Although officials immediately suspected Iraq, the accused terrorists' claims of Iraqi involvement weren't enough to make a credible case that Baghdad was behind the plot.
According to the IG report, CIA bomb experts analyzed the bomb components and compared them with the components of two Iraqi explosive devices found in other Middle Eastern countries. The experts discovered that the remote-control firing mechanisms in all three devices were identical, as well as other similarities, the report says.

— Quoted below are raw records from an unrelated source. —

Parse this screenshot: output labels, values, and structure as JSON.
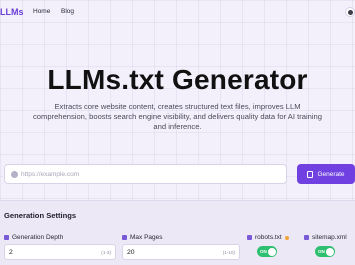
{
  "nav": {
    "logo": "LLMs",
    "links": [
      "Home",
      "Blog"
    ],
    "theme_icon": "half-moon-icon"
  },
  "hero": {
    "title": "LLMs.txt Generator",
    "description": "Extracts core website content, creates structured text files, improves LLM comprehension, boosts search engine visibility, and delivers quality data for AI training and inference."
  },
  "url_form": {
    "placeholder": "https://example.com",
    "value": "",
    "generate_label": "Generate",
    "accent": "#7040e0"
  },
  "settings": {
    "title": "Generation Settings",
    "depth": {
      "label": "Generation Depth",
      "value": "2",
      "range": "(1-3)"
    },
    "pages": {
      "label": "Max Pages",
      "value": "20",
      "range": "(1-10)"
    },
    "robots": {
      "label": "robots.txt",
      "toggle": "ON"
    },
    "sitemap": {
      "label": "sitemap.xml",
      "toggle": "ON"
    },
    "toggle_color": "#2fbf71"
  }
}
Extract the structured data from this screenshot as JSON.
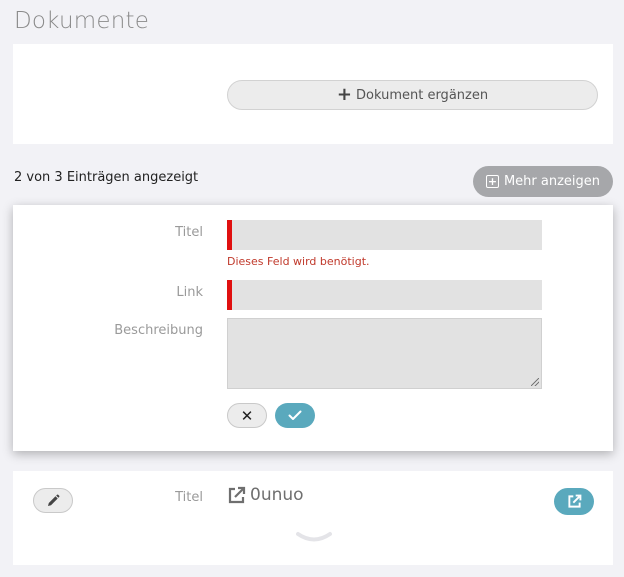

An FBI bomb expert also examined the Kuwait device and concluded that the same person manufactured it and one of the Iraqi devices, the report says. He also concluded that the same person built the remote-control detonation systems and electronic-timing mechanisms in all three devices.
To bolster these findings, the FBI's expert compared the chemical composition of the Kuwait bomb and known Iraqi bombs. He found they were slightly different. But those findings were glossed over in several cables that suggested a composition match.
The inspector general concluded that the composition aspect of the investigation was too small to negate other evidence pointing to Iraqi responsibility.
Statements by two suspects and the bomb-component analysis were not the only evidence of Iraqi involvement in the plot. CIA intelligence indicated that Iraqi President Saddam Hussein had personally authorized the Bush assassination.